Nevertheless, even a good thing like productivity could potentially be damaging to us. Our world loves productivity: it celebrates busyness and tells us to live life to the fullest and seize the day. Under the surface, though, this hides harmful ideas that could drive us to overwork ourselves or indulge in selfish pleasure in the pursuit of self-fulfillment.
In his book Counterfeit Gods, Timothy Keller described an idol as “anything more important to you than God, anything that absorbs your heart and imagination more than God, anything you seek to give you what only God can give.”
We create idols when we elevate something to become the ultimate purpose of our lives, and I realized that productivity had become an idol to me. I was grounding my identity in how many “important” things I could do. If unsuccessful, I felt like I had failed and my day was worthless. But idols are just as Keller defines them: counterfeit. They are lies that trap our identity in a place that will ultimately disappoint.
It’s humbling and hard to face the idols in our lives, but seeing through their unsatisfying facades sets us free.
I searched for meaning by doing as much as possible in a day, but the Bible doesn’t say we need to be busy to have a good life. It doesn’t say we need fame, marriage, or money. Nothing we can do on our own is enough to satisfy our lives.
I looked for fulfillment in my life through my own productivity, but only Jesus offers us life to the full, as He tells us in John 10. Jesus, the same one who offers us life to the fullest, welcomes us to rest in Him. The truth is that our worth does not lie in what we do but in the worth Jesus has given to us, naming us children of God.
My mind, so stuck in the lies I told myself, protested, “I’m still not doing enough!” But 1 John 3 says that though our hearts often tell us we’re not good enough, God created us and His truth is greater than our lies.
My feelings of not being “enough” remind me of the story in Luke 10 where Jesus visits two sisters, Martha and Mary.

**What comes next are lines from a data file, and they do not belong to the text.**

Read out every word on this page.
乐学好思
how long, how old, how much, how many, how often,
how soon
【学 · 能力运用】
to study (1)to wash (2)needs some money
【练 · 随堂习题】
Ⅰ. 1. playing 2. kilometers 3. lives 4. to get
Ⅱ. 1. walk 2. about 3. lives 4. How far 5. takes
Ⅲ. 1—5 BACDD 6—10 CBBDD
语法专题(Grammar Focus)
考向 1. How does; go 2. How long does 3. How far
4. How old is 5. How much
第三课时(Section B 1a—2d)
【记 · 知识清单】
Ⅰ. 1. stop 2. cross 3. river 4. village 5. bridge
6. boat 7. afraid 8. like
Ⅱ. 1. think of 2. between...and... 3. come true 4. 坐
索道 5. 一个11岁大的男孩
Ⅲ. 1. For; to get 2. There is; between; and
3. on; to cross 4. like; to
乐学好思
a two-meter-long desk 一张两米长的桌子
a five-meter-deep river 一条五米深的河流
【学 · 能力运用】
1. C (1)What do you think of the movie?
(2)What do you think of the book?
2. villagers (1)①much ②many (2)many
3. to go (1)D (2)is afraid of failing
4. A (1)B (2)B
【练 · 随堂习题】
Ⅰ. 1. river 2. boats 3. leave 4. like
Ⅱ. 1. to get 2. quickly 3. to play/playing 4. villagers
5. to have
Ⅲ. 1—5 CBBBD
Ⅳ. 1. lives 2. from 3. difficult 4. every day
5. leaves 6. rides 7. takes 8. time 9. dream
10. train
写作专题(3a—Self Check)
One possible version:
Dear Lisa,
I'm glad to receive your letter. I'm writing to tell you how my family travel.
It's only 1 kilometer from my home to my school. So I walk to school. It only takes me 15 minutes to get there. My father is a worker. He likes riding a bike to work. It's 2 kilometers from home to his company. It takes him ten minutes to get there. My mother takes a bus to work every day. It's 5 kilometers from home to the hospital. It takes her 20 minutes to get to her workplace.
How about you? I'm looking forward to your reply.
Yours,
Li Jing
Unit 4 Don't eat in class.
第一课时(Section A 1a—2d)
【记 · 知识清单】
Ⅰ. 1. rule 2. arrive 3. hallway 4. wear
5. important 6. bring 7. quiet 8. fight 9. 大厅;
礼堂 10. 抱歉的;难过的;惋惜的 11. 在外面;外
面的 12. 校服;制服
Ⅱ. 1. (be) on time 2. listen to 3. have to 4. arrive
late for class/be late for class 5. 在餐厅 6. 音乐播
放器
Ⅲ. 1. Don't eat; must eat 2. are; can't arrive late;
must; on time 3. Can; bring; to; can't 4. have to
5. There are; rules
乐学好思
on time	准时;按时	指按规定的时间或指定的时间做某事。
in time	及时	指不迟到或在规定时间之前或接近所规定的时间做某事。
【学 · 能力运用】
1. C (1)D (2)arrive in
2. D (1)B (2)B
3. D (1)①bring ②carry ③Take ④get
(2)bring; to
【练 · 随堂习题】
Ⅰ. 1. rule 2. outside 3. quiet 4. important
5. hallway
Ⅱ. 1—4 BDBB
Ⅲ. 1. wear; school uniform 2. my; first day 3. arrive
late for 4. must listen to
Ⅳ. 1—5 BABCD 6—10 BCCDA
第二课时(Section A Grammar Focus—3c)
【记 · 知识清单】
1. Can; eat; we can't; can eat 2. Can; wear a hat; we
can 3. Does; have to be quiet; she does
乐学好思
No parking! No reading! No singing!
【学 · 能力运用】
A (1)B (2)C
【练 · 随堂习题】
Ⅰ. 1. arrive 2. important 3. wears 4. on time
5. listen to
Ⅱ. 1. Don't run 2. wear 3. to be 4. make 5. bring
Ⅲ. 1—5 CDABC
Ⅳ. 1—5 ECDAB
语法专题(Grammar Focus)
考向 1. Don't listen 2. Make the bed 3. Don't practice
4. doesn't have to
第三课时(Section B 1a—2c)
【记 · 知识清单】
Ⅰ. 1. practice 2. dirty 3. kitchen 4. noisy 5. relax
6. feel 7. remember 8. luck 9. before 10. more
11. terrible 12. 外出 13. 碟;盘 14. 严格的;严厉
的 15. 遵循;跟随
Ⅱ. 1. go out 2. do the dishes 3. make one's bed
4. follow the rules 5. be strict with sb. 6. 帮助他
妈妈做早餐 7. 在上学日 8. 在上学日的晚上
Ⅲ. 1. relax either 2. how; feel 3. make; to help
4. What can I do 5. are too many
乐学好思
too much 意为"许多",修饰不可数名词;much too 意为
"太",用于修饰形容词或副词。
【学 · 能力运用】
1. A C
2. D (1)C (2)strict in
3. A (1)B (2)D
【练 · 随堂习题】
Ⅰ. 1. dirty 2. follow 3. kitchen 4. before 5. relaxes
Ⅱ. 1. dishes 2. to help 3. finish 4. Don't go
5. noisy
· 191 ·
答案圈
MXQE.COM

Martha was busy with preparations, and she scolded Mary because she thought she wasn’t doing enough to serve Jesus as He visited their home. But Jesus told Martha only one thing was needed—to be present with Him as Mary was. His words reminded Martha it was good to slow down and rest because He is enough.
When I went on that family vacation, I still fought the lies of productivity in my head. We may struggle lifelong with idols such as winning love, gaining comfort, or finding acceptance, but our struggles don’t have to define us. Because of Jesus’ sacrifice and His resurrection, we have purpose and a reason to persevere in Him even through our deepest struggles. “Our present sufferings are not worth comparing with the glory that will be revealed in us” (Romans 8:18).

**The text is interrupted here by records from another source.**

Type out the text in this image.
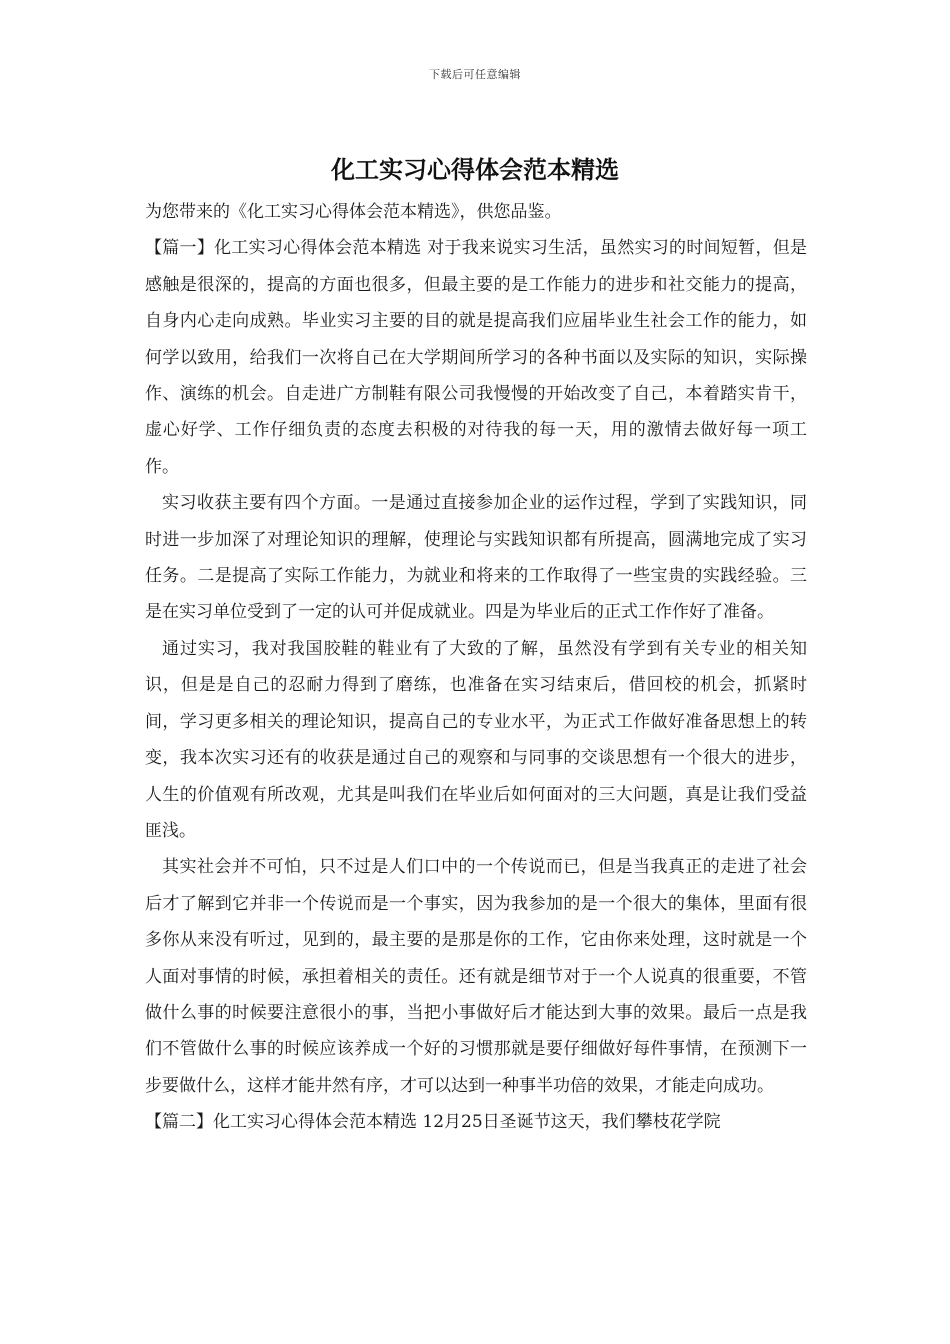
下载后可任意编辑
化工实习心得体会范本精选

为您带来的《化工实习心得体会范本精选》，供您品鉴。

【篇一】化工实习心得体会范本精选 对于我来说实习生活，虽然实习的时间短暂，但是感触是很深的，提高的方面也很多，但最主要的是工作能力的进步和社交能力的提高，自身内心走向成熟。毕业实习主要的目的就是提高我们应届毕业生社会工作的能力，如何学以致用，给我们一次将自己在大学期间所学习的各种书面以及实际的知识，实际操作、演练的机会。自走进广方制鞋有限公司我慢慢的开始改变了自己，本着踏实肯干，虚心好学、工作仔细负责的态度去积极的对待我的每一天，用的激情去做好每一项工作。

实习收获主要有四个方面。一是通过直接参加企业的运作过程，学到了实践知识，同时进一步加深了对理论知识的理解，使理论与实践知识都有所提高，圆满地完成了实习任务。二是提高了实际工作能力，为就业和将来的工作取得了一些宝贵的实践经验。三是在实习单位受到了一定的认可并促成就业。四是为毕业后的正式工作作好了准备。

通过实习，我对我国胶鞋的鞋业有了大致的了解，虽然没有学到有关专业的相关知识，但是是自己的忍耐力得到了磨练，也准备在实习结束后，借回校的机会，抓紧时间，学习更多相关的理论知识，提高自己的专业水平，为正式工作做好准备思想上的转变，我本次实习还有的收获是通过自己的观察和与同事的交谈思想有一个很大的进步，人生的价值观有所改观，尤其是叫我们在毕业后如何面对的三大问题，真是让我们受益匪浅。

其实社会并不可怕，只不过是人们口中的一个传说而已，但是当我真正的走进了社会后才了解到它并非一个传说而是一个事实，因为我参加的是一个很大的集体，里面有很多你从来没有听过，见到的，最主要的是那是你的工作，它由你来处理，这时就是一个人面对事情的时候，承担着相关的责任。还有就是细节对于一个人说真的很重要，不管做什么事的时候要注意很小的事，当把小事做好后才能达到大事的效果。最后一点是我们不管做什么事的时候应该养成一个好的习惯那就是要仔细做好每件事情，在预测下一步要做什么，这样才能井然有序，才可以达到一种事半功倍的效果，才能走向成功。

【篇二】化工实习心得体会范本精选 12月25日圣诞节这天，我们攀枝花学院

Everything we do for God’s glory has meaning. It is all an opportunity to share the hope and love that we have in Christ through our interactions and attitudes. At work, we can serve others joyfully by doing our best in the job God has allowed us to have. We can attend school in gratitude for the opportunity to grow in knowledge and to learn new things. We can vacation and enjoy the change of pace to spend time with friends and family, to reconnect with God, and to refresh ourselves so we are re-energized to continue serving when our break is done.
When we surrender all to Jesus and humbly, faithfully obey in the everyday, we will see that He delights in every aspect of our lives—even in our rest.